‘Let’s share Barcelona’, the campaign for living side by side respectfullySummer brings hot weather and local festivals, with people taking to the streets and squares in the city’s neighbourhoods. It’s a time when it’s as important as ever that people get on with one another. It’s with this in mind that the ‘Let’s share Barcelona’ campaign has been launched, promoting the right to enjoy the city while respecting the way others enjoy it.
This year’s campaign focuses on various themes, such as beaches, cleanliness, noise in the streets, neighbourhood festivals, respect for others and the use of public space all around the city. The aim is to show that it is everyone’s responsibility to look after the city, ensuring all Barcelona residents can enjoy the spaces they share.
Coexistence of four artistic styles
The campaign offers a cross-cutting approach to each of the themes addressed. This multi-angled perspective is provided by four teams of illustrators, contributing their art, with different styles expressing diversity and which enable the campaign to run without becoming repetitive for the public.
The illustrations referring to the beaches show the adventures of Homo Beach, a being who has evolved into somebody who respects the seafront environment and values the well-being of those he shares it with. The chosen author is Javi Royo, a specialist in wit who delivers a direct message via simple sketching, using black and white to contrast with people’s colourful concept of summer and the beach.

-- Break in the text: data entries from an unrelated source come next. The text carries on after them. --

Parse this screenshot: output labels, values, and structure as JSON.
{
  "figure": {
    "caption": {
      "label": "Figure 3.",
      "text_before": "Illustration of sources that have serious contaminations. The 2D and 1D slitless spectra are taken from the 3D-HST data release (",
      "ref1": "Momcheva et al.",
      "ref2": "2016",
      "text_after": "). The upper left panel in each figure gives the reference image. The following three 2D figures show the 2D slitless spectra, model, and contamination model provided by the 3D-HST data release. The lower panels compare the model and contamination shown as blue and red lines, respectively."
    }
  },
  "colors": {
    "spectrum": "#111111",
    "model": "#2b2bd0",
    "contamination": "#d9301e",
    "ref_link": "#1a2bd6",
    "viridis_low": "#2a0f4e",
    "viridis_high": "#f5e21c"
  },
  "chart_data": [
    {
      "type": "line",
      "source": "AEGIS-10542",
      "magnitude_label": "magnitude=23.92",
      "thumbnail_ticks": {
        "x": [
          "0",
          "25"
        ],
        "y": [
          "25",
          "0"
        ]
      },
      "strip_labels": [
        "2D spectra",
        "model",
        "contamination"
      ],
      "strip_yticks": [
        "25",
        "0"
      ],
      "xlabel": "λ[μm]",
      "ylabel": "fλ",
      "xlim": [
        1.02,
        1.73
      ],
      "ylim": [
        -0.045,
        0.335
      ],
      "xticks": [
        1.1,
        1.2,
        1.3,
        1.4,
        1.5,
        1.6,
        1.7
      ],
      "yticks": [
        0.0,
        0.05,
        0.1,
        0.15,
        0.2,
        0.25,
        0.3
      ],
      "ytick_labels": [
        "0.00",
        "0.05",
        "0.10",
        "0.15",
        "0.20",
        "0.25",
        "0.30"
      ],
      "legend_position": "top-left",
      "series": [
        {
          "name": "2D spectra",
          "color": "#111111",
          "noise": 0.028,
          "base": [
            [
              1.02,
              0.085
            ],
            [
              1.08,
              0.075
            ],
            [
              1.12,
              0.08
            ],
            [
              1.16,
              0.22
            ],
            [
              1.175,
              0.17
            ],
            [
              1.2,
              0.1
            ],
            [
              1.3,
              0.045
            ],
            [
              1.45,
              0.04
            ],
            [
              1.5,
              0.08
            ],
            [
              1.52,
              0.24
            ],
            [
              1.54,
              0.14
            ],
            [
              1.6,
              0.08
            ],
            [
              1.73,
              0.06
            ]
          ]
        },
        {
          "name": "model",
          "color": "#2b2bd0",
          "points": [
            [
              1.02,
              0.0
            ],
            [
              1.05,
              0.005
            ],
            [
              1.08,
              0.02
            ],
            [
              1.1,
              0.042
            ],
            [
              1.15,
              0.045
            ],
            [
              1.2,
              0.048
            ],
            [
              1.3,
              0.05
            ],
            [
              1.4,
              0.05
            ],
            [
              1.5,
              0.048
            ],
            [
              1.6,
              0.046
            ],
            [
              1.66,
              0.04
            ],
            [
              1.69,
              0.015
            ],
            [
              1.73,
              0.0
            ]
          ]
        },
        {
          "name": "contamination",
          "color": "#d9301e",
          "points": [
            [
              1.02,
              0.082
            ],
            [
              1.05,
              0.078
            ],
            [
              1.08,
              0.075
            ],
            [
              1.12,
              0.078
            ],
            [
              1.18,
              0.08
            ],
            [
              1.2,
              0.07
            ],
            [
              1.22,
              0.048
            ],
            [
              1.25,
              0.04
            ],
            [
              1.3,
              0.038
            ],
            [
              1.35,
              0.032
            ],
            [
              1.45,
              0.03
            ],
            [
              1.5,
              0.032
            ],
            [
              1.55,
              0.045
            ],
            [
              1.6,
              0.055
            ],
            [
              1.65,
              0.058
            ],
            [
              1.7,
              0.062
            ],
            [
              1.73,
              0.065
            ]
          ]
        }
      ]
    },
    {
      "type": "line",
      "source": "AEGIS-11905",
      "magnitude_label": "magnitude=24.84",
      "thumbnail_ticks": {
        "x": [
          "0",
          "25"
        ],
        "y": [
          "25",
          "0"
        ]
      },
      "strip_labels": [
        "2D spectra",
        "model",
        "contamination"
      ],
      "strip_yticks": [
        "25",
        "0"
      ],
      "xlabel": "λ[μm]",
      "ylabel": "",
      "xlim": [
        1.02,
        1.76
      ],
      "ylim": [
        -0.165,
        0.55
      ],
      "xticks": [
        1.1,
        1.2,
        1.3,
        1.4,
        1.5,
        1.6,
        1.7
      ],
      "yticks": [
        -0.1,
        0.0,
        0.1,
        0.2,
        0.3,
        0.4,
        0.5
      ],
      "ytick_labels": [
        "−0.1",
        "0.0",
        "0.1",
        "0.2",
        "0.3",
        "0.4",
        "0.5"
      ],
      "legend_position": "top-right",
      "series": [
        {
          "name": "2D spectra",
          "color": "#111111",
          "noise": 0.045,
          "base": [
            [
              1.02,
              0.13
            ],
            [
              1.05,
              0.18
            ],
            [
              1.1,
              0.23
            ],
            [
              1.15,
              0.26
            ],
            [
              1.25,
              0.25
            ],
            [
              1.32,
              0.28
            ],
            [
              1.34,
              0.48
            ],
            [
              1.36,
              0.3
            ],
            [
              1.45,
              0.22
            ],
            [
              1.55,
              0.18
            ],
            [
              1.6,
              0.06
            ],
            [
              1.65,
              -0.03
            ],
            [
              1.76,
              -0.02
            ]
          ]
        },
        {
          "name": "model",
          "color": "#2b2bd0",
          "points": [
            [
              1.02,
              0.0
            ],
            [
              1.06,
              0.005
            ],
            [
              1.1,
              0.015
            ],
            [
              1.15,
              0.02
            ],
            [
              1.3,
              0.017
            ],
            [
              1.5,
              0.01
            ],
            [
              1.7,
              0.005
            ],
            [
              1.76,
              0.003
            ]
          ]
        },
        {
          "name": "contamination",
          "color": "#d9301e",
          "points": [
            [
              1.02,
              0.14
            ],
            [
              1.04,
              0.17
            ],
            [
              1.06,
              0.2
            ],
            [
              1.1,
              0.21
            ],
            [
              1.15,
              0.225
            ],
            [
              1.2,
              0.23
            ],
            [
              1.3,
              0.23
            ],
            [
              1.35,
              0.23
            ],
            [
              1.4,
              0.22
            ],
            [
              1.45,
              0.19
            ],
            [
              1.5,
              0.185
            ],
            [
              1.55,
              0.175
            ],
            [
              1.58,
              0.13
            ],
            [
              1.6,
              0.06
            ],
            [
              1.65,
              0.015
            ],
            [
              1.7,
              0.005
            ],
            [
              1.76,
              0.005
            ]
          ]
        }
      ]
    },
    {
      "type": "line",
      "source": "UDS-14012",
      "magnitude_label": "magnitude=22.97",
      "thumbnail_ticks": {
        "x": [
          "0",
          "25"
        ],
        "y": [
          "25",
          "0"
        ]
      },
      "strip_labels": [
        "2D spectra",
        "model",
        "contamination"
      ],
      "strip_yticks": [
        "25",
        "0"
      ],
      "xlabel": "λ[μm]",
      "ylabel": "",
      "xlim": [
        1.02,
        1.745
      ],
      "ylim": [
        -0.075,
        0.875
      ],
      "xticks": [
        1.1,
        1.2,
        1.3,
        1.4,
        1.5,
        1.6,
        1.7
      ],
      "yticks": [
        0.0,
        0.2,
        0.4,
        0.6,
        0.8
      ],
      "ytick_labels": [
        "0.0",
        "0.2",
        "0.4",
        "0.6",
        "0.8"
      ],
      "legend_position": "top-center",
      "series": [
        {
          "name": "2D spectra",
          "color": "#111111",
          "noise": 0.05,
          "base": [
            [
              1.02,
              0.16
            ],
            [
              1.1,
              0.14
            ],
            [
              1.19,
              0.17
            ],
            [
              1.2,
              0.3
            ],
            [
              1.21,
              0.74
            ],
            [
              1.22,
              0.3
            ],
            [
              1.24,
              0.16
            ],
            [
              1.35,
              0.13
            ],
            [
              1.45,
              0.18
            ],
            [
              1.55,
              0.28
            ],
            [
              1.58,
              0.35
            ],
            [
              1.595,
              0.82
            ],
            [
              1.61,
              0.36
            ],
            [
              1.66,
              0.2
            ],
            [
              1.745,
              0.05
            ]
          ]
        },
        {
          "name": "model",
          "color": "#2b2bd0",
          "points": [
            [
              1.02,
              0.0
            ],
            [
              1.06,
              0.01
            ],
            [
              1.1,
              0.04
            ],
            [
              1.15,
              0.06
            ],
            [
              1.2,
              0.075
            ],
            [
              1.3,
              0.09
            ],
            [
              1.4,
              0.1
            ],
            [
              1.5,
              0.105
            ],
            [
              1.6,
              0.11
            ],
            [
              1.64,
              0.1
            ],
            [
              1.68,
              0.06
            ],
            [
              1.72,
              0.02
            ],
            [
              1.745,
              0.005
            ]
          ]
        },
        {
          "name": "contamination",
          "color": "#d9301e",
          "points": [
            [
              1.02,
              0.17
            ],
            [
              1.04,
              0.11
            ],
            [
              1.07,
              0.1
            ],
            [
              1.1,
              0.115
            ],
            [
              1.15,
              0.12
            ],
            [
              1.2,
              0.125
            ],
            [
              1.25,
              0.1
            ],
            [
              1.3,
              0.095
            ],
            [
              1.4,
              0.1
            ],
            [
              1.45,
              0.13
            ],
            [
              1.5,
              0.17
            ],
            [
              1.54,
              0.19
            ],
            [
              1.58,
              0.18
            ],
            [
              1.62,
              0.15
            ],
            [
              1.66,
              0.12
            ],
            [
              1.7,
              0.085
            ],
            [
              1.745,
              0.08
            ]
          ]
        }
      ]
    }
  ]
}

The fresh and offhand style of the illustrators Cachetejack transport us to neighbourhood festivals, with local residents taking to the streets and activities filling days and public spaces. The season for local festivals needs people to get along together and the society depicted by Cachetejack conveys delicate messages with strong and assertive touches. This is achieved through urban language and illustrations using a combination of colours.
Juanjo Sáez is a critical author with a highly personal style, the perfect illustrator for breaking away from traditional conventions and appealing to the public in relation to cleanliness. His pieces are direct and offhand, the combination of illustration and text giving them meaning and resulting in a communication which lays no guilt trips or blame at the door of local residents, but rather promotes the acquisition of good habits a as way of getting on with and respecting others.
The elegant and serious style of Miguel Montaner conveys clear and direct messages in relation to daily coexistence: taking out the rubbish at the right time of day, looking after urban furniture and enjoying one’s liberty without infringing on other people’s. The highly conceptual illustrations which result from this approach offer various messages in a single image, an easily understandable resource to transmit to the public.
The diversity of styles and messages are linked together with the icon #B, created by the designer Andrés Requena and serving as a common element for people to identify the campaign during the year it will run. Laura Tatché was responsible for the texts relating to the different themes addressed.